Mentre le tensioni crescono sul fronte occidentale, la Russia regola le sue vertenze orientali con la Cina, riferisce The Moscow Times. Un passo coerente con la volontà dei due Paesi di trovare un modus vivendi che potrebbe presto trasformarsi in una convergenza strategica vera e propria. Mosca e Pechino hanno infatti siglato, il 21 luglio scorso, un patto di demarcazione dei 4300 km di confine comune alle due potenze eurasiatiche, un tema che per oltre tre secoli è stato causa di tensioni diplomatiche e di scontri militari .La Cina ottiene la restituzione di un'isola, nei pressi di Khabarovsk, ma secondo gli analisti è la Russia a ricavare dall'accordo benefici sostanzialei, poiché si assicura il rafforzamento dei confini orientali.

Del resto, il regolamento delle pendenze territoriali appare contestuale al cambiamento del tenore generale dei rapporti sino-russi negli ultimi anni.
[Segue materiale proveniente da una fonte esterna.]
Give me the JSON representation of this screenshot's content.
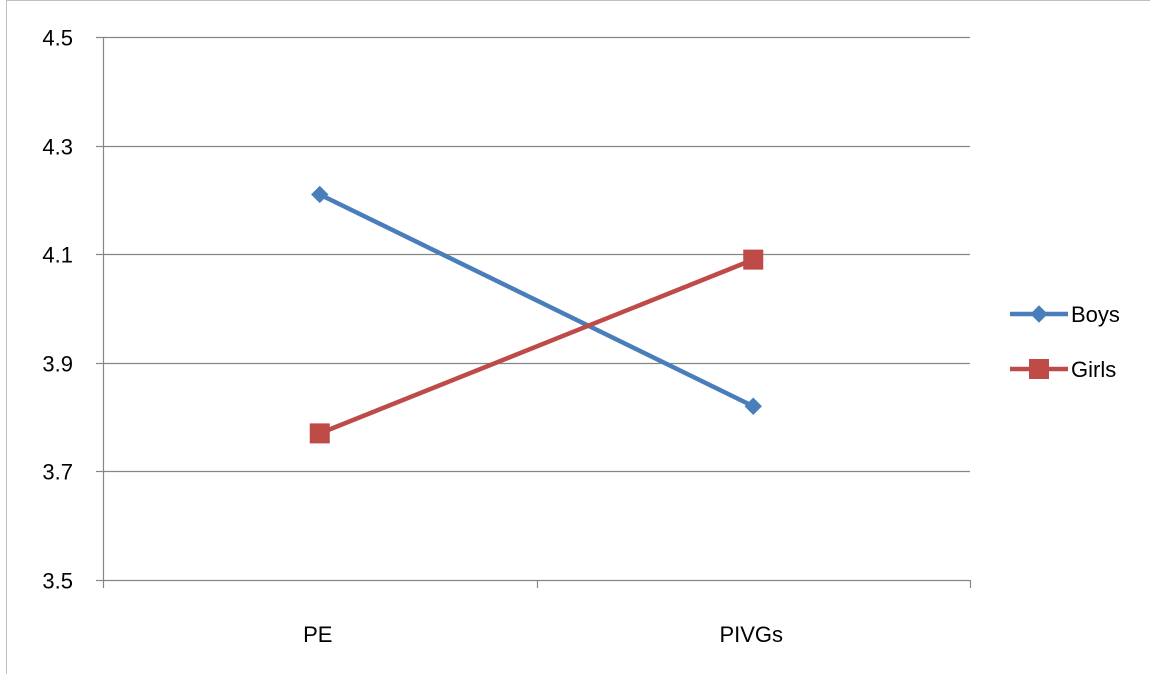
{
  "chart_data": {
    "type": "line",
    "title": "",
    "xlabel": "",
    "ylabel": "",
    "categories": [
      "PE",
      "PIVGs"
    ],
    "ylim": [
      3.5,
      4.5
    ],
    "yticks": [
      "3.5",
      "3.7",
      "3.9",
      "4.1",
      "4.3",
      "4.5"
    ],
    "grid": true,
    "legend_position": "right",
    "series": [
      {
        "name": "Boys",
        "values": [
          4.21,
          3.82
        ],
        "color": "#4a7ebb",
        "marker": "diamond"
      },
      {
        "name": "Girls",
        "values": [
          3.77,
          4.09
        ],
        "color": "#be4b48",
        "marker": "square"
      }
    ]
  }
}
Dopo esser state caratterizzate da un aspra rivalità durante la Guerra Fredda, le relazioni tra Mosca e Pechino sono sensibilmente migliorate negli anni della presidenza Putin, in quanto le due potenze hanno scoperto di condividere un cruciale obbiettivo di politica estera, ossia contrastare l'influenza americana a livello globale ed in Asia Centrale in particolare.

In un commento per il Guardian, Max Hastings offre un'interpretazione realistica dell'evoluzione in atto, sottolineando come il grave vulnus del mondo occidentale verso la Russia sia l'incapacità di comprenderne sino in fondo le dinamiche interne. Molti analisti, politici e semplici osservatori continuano a ritenere che se vi fosse più democrazia la Russia sarebbe un paese migliore e meno ostile nei confronti di Washington e Bruxelles. Ma in realtà è proprio la democratica volontà popolare che rende forte la leadership di un uomo come Putin. Egli seguita a godere del supporto di una vastissima maggioranza della popolazione, proprio perché incarna le ambizioni ed il sentire profondo dei russi. Ambizioni difficilmente conciliabili con gli interessi a medio-lungo termine di Europa e Stati Uniti. Il cambio al vertice alla Casa Bianca non modificherà in alcuno modo lo stato delle cose. Anche se Barack Obama divenisse presidente, con la sua promessa di rottura con la stile dell'amministrazione Bush, è improbabile che l'epidermica ostilità dei russi verso l'America possa improvvisamente convertirsi in amicizia.

La speranza nella possibilità di cooperazione degli anni novanta, l'epoca della diplomazia dei sorrisi di eltsiniana memoria, deve ormai considerarsi definitivamente tramontata. Tutto ciò al quale si può aspirare ottimisticamente è una relazione costruttiva. Più realisticamente, si preparano decenni di tensione, come naturale conseguenza di interessi geostrategici divergenti. A dar forza a Mosca, la disponibilità di attori emergenti (la Cina in primis) pronti a condividere con il Cremlino l'obbiettivo di edificare un contrappeso politico, economico e strategico alla decadente superpotenza americana ed ai suoi ondivaghi alleati europei. Il progetto dell'asse Mosca-Pechino, corroborato da puntelli regionali come Caracas e, forse, Teheran e concepito per erodere la traballante egemonia globale degli Stati Uniti, appare minaccioso sin dalla sua fase embrionale ed ha la forza propulsiva per sovvertire rapidamente gli equilibri che reggono l'ordine mondiale dalla fine della Seconda Guerra mondiale.